In my devotional reading during this current season of Lent, I have been drawn to the details. I have come to see them and refer to them as “facets.” Facets of the most rare and precious stone created by the pressure and heat present in the events at the peak of Passion week … the days nearest our dear Savior’s death.
It seems the thing to do, when sitting down at the onset of a “project” of this sort, to name it. The name I settled on was born out of a picture which began to form as I completed each of several daily readings where facets were discovered or experienced anew. I began to see a common thread, and soon after a phrase began repeating over and over in my head … “facets of the second Fall.” To be honest, I wasn’t quite sure at first where that last part came from, and perhaps you are a bit confused or concerned as to what that exactly means. I am grateful for the first whisper of the Spirit, and for the clarity that eventually came. The first Fall was that of the first Adam, who ate the fruit of the only tree in God’s garden which he was instructed not to eat from. In choosing to be like God rather than obey God, Adam brought sin into the world and death’s curse along with it. The second Fall was that of the Second Adam (Jesus) who paid the penalty for all the sins of man for all time and put death to death in rising three days later … just as He said. This second Fall was not a failing (like the first). It was an intentional giving up to pay the penalty and cure the curse of the first.

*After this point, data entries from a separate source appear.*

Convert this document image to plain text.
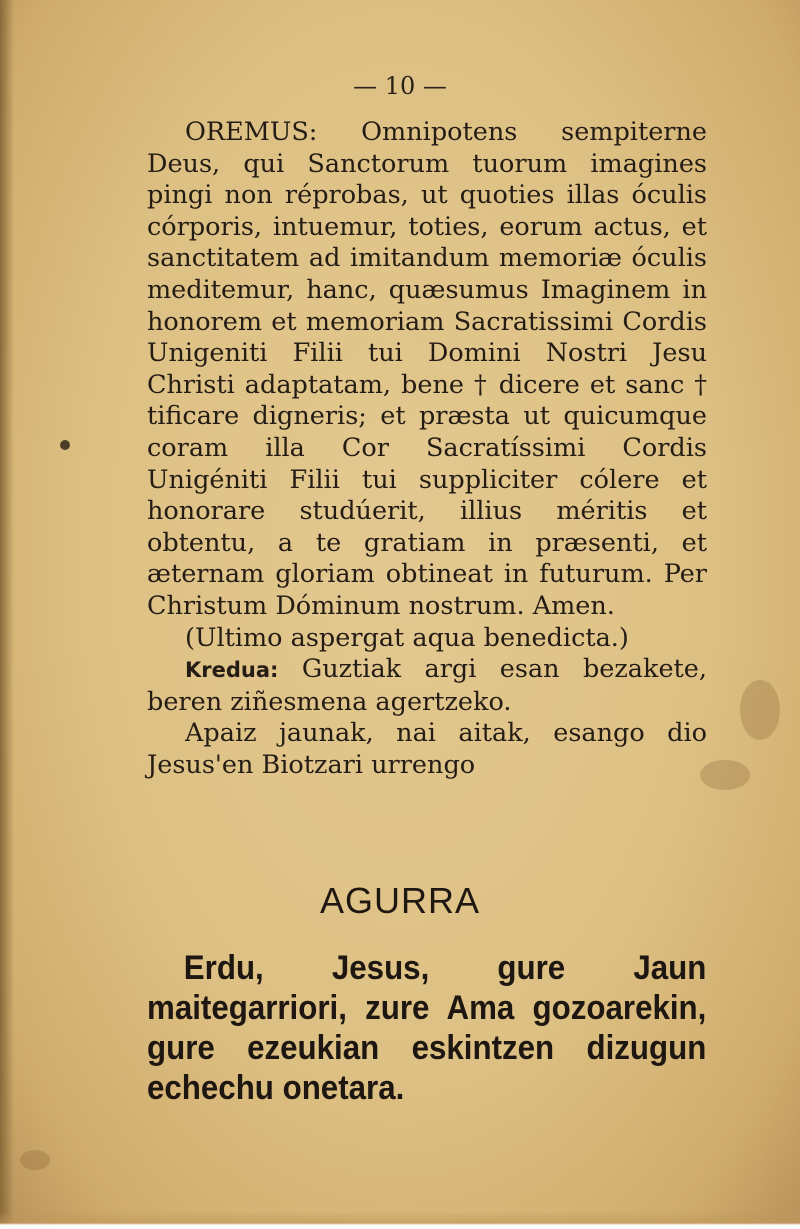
— 10 —

OREMUS: Omnipotens sempiterne Deus, qui Sanctorum tuorum imagines pingi non réprobas, ut quoties illas óculis córporis, intuemur, toties, eorum actus, et sanctitatem ad imitandum memoriæ óculis meditemur, hanc, quæsumus Imaginem in honorem et memoriam Sacratissimi Cordis Unigeniti Filii tui Domini Nostri Jesu Christi adaptatam, bene † dicere et sanc † tificare digneris; et præsta ut quicumque coram illa Cor Sacratíssimi Cordis Unigéniti Filii tui suppliciter cólere et honorare studúerit, illius méritis et obtentu, a te gratiam in præsenti, et æternam gloriam obtineat in futurum. Per Christum Dóminum nostrum. Amen.

(Ultimo aspergat aqua benedicta.)

Kredua: Guztiak argi esan bezakete, beren ziñesmena agertzeko.

Apaiz jaunak, nai aitak, esango dio Jesus'en Biotzari urrengo

AGURRA

Erdu, Jesus, gure Jaun maitegarriori, zure Ama gozoarekin, gure ezeukian eskintzen dizugun echechu onetara.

A diamond would not be as precious a stone absent facets. Those facets would not be of much note absent light. In this way, the facets of the Passion narrative (that burst forth with the brilliance of the most rare and precious diamond) would only be cuts or cracks absent the presence of the Light of the World. Jesus Christ, the Son of the Living God, humbled himself to enter this world as a child. He lived as we do. He came for a singular purpose – to make a way back to God. That purpose would demand His earthly life as the only worthy sacrifice for the sins of all and would be made whole in His rising again on the third day.
Join me each day of the coming week in slowing down and getting quiet with Him to consider a few facets of the second Fall. The very first one will be quite familiar, but in all my years of writing, it remains the most meaningful place from which to begin as we walk together through this sacred week.
A brief footnote: I wish I could lay claim to the words I used to note the second act of the second Fall (put death to death). They are the most succinct and powerful words I’ve heard to describe the moments of Jesus’ waking and walking out of the tomb. They are best attributed to my favorite artist, Andrew Peterson, and are lyrics in a song he wrote for a Resurrection record. The name of the song is “His Heart Beats,” from the album Resurrection Letters: Volume 1. I strongly encourage you go listen to this song and add it to an Easter playlist. Also, you simply must add “Is He Worthy?” from the very same album. With sincere apologies to some grand old hymns, “Is He Worthy?” is undoubtedly Easter’s anthem. I’d encourage getting up extra early this Easter morning and having both cued up to press play at dawn’s first light.